Brèves
Deux visions de la chasse aux cerfs
Jean-Edouard — 07/12/2010 - 12:15
Un billet du fainéant entre deux demi-journées de conférences, qui permettra d’illustrer néanmoins joliment les sempiternels débats sur l’usage des modèles. Supposons que l’on demande à un économiste et à un peintre d’étudier une chasse aux cerfs.

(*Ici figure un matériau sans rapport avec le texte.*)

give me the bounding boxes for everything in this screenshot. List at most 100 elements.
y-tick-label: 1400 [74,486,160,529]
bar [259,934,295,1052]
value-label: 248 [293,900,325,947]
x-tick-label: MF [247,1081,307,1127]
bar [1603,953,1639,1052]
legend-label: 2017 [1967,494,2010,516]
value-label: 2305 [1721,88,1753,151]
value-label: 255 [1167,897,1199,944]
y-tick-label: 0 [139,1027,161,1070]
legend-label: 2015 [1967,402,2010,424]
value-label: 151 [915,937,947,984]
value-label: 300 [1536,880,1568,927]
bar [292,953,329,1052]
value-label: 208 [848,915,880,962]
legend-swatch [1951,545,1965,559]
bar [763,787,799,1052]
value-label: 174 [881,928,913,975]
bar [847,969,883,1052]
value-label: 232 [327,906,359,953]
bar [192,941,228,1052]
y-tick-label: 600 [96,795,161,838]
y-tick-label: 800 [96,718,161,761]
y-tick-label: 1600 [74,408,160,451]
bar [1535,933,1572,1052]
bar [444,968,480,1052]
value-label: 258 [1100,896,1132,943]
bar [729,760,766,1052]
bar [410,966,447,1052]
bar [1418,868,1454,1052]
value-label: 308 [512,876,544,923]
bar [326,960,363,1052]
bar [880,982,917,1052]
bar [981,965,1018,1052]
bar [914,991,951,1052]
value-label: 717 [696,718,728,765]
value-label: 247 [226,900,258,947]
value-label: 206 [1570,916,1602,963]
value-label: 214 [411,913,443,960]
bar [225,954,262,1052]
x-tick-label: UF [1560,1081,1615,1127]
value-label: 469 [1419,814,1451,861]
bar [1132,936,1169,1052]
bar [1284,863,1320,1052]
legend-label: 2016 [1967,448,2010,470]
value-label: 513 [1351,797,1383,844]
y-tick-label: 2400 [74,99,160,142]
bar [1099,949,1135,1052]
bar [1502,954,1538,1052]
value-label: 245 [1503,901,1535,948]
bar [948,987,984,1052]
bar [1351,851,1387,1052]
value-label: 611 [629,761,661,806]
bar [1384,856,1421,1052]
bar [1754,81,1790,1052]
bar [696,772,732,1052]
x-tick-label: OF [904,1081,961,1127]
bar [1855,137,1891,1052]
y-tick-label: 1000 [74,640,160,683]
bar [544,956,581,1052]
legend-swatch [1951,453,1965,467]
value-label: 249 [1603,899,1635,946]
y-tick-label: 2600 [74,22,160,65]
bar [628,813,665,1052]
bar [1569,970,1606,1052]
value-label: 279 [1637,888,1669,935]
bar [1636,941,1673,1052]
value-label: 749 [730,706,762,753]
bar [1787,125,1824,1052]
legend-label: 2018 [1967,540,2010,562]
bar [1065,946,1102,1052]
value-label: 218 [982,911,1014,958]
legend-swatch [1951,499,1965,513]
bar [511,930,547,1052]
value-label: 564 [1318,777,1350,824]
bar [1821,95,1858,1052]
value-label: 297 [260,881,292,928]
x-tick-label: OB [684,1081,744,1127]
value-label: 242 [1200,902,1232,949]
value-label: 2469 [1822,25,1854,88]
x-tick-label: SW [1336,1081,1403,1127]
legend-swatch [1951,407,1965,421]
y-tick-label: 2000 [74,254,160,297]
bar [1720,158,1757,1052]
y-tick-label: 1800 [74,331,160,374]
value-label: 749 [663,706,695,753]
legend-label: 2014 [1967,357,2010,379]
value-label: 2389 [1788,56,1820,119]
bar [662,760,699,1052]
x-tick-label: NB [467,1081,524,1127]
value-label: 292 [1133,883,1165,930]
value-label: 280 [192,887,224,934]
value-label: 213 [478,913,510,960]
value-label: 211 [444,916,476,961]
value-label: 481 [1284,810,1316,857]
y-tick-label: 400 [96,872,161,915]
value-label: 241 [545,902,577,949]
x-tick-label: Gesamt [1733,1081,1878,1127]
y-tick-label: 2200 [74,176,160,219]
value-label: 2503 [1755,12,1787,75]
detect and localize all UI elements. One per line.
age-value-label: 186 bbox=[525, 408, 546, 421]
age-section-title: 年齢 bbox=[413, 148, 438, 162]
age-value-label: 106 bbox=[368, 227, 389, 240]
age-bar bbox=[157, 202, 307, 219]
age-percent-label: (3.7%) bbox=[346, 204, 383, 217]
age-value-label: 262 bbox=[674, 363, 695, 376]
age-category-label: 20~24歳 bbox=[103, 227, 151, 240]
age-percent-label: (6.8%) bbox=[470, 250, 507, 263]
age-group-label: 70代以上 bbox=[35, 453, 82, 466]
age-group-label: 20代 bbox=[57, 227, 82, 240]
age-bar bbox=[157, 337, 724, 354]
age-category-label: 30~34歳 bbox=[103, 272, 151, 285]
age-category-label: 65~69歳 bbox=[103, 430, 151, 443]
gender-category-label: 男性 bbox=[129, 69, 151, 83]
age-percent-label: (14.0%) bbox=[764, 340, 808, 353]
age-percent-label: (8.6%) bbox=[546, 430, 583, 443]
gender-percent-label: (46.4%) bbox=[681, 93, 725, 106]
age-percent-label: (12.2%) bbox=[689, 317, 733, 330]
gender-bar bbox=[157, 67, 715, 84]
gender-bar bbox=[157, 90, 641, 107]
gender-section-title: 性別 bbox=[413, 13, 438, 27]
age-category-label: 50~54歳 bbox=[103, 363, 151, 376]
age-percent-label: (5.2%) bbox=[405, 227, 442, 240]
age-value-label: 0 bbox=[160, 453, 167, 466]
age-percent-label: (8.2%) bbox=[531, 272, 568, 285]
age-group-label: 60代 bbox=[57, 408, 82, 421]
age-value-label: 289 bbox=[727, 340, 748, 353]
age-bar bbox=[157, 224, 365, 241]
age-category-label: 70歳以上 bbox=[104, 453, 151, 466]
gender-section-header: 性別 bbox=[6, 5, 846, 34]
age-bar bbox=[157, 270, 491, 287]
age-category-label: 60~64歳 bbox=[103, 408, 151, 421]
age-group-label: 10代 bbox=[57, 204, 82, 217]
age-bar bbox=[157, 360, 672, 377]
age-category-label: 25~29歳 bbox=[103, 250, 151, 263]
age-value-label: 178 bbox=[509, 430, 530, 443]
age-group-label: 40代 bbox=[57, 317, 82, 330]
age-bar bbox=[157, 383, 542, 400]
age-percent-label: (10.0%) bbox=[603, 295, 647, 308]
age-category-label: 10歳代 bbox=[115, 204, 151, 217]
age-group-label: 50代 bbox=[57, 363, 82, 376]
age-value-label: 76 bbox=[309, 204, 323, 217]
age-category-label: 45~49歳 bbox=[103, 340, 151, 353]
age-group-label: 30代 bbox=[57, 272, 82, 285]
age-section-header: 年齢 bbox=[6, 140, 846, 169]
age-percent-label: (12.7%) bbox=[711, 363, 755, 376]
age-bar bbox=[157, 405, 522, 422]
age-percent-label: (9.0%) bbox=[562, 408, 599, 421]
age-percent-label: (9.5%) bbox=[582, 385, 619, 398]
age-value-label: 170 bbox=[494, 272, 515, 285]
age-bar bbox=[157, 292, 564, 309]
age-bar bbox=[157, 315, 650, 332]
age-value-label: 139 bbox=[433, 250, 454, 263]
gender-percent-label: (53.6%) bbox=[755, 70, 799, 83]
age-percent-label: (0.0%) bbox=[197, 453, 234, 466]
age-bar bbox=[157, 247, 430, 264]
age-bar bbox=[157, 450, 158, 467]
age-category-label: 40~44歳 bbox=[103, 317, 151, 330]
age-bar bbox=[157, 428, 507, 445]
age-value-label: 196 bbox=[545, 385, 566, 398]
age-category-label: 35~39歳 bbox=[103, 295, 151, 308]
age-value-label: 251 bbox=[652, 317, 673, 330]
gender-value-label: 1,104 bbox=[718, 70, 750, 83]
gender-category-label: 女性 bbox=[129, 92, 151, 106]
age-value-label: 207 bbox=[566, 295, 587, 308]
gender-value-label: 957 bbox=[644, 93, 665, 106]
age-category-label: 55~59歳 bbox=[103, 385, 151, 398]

L’économiste vous dira probablement quelque chose comme ça : une chasse aux cerfs est une interaction sociale assez compliquée, aussi je me propose d’en illustrer simplement un aspect qui me semble intéressant et qui est le problème de la coopération. En effet pour forcer un cerf il faut que les chasseurs coopèrent afin de rabattre la bête. Au lieu de faire cela, chacun des chasseurs pourrait délaisser le cerf pour des proies plus faciles, par exemple des lapins. Mais si votre collègue chasse le lapin pendant que vous rabattez le cerf, vous rentrerez bredouille (ou broucouille, comme on dit dans le Bouchonnois). Vous avez donc intérêt à chasser le cerf si vous pensez que votre collègue fait de même, et le lapin si vous pensez que votre compère chasse le lapin. On peut représenter ça dans la matrice de gains suivante :

On voit sans peine qu’il y a deux équilibres de Nash en stratégies pures : un où les deux joueurs chassent le cerf, un où ils chassent tous les deux le lapin. Ce qui est plus intéressant, c’est qu’alors que l’équilibre « cerf-cerf » rapporte des paiements plus importants (payoff-dominance), il est assez tentant de jouer lapin, car en chassant le lapin on est sûr d’obtenir un paiement de 1, indépendamment de ce que fait l’autre. En termes techniques on dit que l’équilibre « lapin-lapin » est risk-dominant. Intuitivement si les deux joueurs ont confiance l’un en l’autre ils joueront « cerf-cerf », s’ils n’ont pas confiance l’un dans l’autre (et ne sont pas confiants dans le fait que l’autre est confiant etc.) ils joueront « lapin-lapin ». Un bon moyen de mesurer expérimentalement le degré de confiance dans une société consisterait donc à faire participer des sujets à des chasses au cerf, plutôt que de se reposer sur le World Value Survey.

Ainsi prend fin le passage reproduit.